Mooters will be provided with relevant authorities and there will be a mixture of mooting and feedback, both in English or optionally also in German. The mooting problem will be in the area of general public international law. It is a fun, interactive event during which our coaches work through a moot problem with small groups, providing guidance and encouragement.
The date for the next Summer Term Speed Moot will be posted here soon.
Counsel will have two and a half hours for preparing their submissions.
Counsel will present argument to the International Court of Justice.
Counsel for the applicant will speak first; followed by Counsel for the respondent.

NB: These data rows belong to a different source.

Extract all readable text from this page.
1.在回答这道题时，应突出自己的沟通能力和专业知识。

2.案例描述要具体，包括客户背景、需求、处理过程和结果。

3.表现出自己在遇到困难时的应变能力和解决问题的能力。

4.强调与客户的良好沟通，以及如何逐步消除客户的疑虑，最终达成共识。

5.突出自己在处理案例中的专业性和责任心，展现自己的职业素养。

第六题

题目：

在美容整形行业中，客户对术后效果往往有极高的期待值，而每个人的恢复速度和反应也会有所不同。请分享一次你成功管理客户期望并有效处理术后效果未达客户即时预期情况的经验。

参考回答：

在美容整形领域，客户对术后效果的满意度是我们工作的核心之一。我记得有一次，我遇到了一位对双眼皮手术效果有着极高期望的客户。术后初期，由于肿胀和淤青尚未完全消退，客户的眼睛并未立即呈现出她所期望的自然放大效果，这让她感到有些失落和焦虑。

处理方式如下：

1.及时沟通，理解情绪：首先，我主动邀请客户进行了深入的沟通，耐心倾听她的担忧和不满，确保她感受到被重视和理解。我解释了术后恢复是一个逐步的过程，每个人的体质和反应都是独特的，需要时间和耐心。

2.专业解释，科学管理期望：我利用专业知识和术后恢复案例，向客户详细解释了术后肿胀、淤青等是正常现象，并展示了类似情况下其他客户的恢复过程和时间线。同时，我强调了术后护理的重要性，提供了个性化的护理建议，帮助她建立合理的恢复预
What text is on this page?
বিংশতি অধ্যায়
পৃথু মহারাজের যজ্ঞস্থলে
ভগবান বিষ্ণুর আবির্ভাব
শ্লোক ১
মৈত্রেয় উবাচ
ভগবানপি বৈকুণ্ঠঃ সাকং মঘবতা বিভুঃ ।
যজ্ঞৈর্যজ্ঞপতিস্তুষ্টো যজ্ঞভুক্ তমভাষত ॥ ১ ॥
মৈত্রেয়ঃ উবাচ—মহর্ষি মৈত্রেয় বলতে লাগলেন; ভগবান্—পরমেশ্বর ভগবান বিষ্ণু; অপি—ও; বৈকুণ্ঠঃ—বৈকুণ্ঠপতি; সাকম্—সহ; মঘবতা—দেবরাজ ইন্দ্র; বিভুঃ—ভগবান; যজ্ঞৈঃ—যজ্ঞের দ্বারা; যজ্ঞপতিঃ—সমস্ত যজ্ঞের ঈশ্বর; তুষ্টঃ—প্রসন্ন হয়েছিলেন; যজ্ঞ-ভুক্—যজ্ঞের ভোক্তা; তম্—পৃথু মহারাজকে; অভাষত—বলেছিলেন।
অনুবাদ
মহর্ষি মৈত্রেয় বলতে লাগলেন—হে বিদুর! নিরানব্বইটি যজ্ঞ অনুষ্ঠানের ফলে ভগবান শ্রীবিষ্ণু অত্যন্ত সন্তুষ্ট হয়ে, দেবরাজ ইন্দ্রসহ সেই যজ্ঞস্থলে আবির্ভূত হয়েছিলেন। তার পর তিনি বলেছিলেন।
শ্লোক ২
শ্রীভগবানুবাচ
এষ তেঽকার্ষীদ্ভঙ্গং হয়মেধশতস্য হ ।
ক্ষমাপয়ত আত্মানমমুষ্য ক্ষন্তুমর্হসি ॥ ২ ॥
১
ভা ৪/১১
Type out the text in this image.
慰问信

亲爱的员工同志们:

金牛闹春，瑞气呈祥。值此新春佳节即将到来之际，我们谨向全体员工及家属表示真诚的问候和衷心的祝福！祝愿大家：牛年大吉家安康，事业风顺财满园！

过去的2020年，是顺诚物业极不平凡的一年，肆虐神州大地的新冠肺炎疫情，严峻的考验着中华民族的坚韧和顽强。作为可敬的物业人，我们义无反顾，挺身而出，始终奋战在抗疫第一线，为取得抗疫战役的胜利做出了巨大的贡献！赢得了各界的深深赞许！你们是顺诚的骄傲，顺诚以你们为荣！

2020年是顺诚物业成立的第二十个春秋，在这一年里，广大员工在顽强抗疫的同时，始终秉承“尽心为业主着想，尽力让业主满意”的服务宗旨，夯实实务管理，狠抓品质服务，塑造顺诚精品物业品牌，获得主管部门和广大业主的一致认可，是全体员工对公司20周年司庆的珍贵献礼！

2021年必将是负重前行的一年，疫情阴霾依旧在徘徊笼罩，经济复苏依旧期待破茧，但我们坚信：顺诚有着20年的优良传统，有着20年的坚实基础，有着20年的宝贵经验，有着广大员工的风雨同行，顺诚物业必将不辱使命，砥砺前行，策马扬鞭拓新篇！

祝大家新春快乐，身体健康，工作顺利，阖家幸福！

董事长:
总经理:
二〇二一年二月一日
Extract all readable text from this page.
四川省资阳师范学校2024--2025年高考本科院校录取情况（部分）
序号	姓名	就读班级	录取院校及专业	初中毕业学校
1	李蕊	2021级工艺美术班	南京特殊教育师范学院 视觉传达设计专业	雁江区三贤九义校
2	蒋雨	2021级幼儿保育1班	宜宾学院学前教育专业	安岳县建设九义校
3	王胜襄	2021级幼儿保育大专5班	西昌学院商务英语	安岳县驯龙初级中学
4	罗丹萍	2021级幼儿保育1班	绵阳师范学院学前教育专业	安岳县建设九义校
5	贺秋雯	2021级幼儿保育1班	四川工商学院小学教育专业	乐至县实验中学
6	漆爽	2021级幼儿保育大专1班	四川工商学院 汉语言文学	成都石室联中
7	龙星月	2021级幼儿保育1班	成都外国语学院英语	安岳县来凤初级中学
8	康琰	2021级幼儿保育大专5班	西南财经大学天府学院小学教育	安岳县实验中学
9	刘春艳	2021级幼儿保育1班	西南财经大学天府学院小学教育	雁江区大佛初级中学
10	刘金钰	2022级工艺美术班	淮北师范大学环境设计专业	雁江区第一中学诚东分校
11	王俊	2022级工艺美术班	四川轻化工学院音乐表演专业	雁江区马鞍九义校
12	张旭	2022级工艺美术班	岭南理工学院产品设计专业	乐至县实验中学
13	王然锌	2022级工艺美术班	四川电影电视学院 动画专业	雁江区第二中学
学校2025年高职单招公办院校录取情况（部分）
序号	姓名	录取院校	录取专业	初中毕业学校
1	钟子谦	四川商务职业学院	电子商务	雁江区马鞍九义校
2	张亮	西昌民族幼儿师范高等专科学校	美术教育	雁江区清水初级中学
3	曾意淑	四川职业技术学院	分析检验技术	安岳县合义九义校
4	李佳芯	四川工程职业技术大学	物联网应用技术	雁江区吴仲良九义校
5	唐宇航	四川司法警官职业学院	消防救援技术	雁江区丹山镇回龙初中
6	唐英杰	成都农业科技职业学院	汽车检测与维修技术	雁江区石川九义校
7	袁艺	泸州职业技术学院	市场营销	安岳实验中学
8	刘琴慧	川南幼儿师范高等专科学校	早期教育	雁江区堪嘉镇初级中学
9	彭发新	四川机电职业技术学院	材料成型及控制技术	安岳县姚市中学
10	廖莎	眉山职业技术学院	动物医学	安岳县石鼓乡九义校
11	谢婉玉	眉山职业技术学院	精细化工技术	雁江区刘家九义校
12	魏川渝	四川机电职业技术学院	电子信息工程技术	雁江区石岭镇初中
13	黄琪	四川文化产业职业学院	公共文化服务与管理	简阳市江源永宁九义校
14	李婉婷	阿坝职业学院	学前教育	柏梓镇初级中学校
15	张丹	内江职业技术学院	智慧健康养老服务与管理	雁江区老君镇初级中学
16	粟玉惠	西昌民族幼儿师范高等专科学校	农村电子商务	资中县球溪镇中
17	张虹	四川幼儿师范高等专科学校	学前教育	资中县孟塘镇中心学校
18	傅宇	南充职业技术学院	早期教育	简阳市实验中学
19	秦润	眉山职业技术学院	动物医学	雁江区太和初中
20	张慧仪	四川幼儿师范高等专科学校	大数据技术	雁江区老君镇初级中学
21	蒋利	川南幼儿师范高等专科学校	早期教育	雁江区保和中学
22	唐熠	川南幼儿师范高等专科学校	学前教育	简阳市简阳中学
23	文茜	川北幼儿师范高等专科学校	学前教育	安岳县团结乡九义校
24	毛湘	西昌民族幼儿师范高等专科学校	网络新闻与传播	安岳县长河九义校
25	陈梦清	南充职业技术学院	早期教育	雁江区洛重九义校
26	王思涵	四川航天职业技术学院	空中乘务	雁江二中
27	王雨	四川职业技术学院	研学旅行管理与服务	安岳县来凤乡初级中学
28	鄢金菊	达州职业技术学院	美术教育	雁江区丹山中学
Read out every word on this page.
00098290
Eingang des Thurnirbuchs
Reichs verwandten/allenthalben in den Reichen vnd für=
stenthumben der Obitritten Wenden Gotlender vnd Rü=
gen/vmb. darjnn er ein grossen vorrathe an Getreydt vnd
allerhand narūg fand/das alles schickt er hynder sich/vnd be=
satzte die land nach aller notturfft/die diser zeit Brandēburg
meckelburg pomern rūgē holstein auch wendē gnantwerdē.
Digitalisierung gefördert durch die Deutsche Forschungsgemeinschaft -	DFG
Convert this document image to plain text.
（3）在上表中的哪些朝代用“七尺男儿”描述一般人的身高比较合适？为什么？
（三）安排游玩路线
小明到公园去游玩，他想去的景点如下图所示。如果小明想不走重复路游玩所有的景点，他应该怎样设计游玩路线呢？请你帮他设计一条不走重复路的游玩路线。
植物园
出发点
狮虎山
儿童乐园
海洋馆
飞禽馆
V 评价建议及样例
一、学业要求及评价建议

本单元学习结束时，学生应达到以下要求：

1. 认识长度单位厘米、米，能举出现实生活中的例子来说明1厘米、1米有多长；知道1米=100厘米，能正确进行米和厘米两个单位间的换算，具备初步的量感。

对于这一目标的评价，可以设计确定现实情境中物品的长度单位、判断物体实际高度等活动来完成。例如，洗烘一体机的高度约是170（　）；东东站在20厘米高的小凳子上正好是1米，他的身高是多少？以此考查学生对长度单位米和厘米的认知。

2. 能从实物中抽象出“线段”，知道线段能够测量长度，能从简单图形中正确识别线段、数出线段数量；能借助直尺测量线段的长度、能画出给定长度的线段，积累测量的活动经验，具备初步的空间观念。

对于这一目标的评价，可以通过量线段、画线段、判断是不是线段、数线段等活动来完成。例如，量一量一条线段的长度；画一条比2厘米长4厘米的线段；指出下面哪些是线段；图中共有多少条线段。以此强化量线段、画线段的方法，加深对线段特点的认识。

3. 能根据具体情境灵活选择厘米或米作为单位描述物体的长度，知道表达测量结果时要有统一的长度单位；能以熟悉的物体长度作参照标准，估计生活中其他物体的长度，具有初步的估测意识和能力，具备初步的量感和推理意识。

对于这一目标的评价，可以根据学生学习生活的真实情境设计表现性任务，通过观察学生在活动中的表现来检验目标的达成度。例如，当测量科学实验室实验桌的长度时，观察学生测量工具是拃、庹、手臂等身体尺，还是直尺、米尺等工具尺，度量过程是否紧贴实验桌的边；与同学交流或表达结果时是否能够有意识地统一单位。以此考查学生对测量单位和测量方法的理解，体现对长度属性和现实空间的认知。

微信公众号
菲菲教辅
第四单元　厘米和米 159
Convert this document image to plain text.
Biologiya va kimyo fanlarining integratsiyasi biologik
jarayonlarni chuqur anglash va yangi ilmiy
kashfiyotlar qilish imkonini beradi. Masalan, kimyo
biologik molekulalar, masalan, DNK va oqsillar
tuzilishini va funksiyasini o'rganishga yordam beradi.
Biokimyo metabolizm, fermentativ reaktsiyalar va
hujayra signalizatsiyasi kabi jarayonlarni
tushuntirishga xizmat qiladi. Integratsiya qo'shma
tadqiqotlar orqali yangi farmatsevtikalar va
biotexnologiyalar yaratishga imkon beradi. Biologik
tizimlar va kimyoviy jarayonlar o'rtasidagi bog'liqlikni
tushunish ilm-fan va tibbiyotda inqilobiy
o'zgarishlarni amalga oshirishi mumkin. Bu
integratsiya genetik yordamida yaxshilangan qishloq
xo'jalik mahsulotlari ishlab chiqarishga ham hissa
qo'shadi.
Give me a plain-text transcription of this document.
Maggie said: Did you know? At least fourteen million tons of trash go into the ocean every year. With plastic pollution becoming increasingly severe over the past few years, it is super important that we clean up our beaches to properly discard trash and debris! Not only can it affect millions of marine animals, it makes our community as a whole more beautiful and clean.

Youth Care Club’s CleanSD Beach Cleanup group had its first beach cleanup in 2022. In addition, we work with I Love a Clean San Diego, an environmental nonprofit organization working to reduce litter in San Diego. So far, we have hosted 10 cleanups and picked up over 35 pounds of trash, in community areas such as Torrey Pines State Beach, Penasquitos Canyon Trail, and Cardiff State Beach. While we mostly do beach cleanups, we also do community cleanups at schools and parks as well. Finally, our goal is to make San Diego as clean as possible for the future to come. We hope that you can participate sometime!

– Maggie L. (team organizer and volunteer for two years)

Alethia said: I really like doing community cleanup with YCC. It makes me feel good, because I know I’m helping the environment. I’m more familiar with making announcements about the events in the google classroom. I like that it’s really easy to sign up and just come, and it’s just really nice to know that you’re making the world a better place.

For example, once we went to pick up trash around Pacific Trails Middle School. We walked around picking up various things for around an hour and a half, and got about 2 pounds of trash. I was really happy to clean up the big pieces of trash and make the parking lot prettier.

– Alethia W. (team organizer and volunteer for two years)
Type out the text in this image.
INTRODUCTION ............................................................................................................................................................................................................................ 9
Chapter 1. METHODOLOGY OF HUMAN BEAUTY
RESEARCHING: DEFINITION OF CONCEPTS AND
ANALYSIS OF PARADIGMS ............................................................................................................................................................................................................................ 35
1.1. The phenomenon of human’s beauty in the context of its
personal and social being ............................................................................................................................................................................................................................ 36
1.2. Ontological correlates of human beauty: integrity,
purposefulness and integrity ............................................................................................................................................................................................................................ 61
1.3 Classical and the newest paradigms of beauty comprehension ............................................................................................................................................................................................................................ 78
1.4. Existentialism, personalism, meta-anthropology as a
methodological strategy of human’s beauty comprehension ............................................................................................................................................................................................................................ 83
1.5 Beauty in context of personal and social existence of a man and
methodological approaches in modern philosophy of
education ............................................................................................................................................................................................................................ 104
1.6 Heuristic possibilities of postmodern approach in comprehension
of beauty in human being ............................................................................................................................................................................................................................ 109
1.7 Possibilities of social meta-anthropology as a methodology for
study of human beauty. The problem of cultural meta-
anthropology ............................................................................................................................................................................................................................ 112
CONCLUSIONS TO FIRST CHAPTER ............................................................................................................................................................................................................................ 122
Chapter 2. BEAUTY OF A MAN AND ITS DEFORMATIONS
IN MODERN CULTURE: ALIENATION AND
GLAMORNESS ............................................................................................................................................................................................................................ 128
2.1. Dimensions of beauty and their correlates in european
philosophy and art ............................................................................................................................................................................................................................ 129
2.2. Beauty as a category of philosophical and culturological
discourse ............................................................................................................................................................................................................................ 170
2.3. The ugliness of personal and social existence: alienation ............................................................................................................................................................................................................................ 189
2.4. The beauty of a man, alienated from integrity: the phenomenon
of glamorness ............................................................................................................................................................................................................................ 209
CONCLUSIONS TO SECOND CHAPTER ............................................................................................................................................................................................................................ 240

Each party has eight (8) minutes to present their submissions.
The applicant has two (2) minutes for reply and the respondent two (2) minutes for rejoinder.
Time limits will be strictly enforced.
At each stage of the proceedings, the clerk will display the relevant warning sign to indicate when "5 minutes" remain, "2 minutes" remain and at "Time".
The time taken up for questions by judges forms part of the maximum time allowed for submissions.
Judges may grant a short extension of time to allow counsel to finish responding to a question.
Counsel may not refer in detail to authorities not appearing in the "Authorities". Reference may be made to facts and events which are public knowledge.
Argument by counsel will be followed by judges' feedback.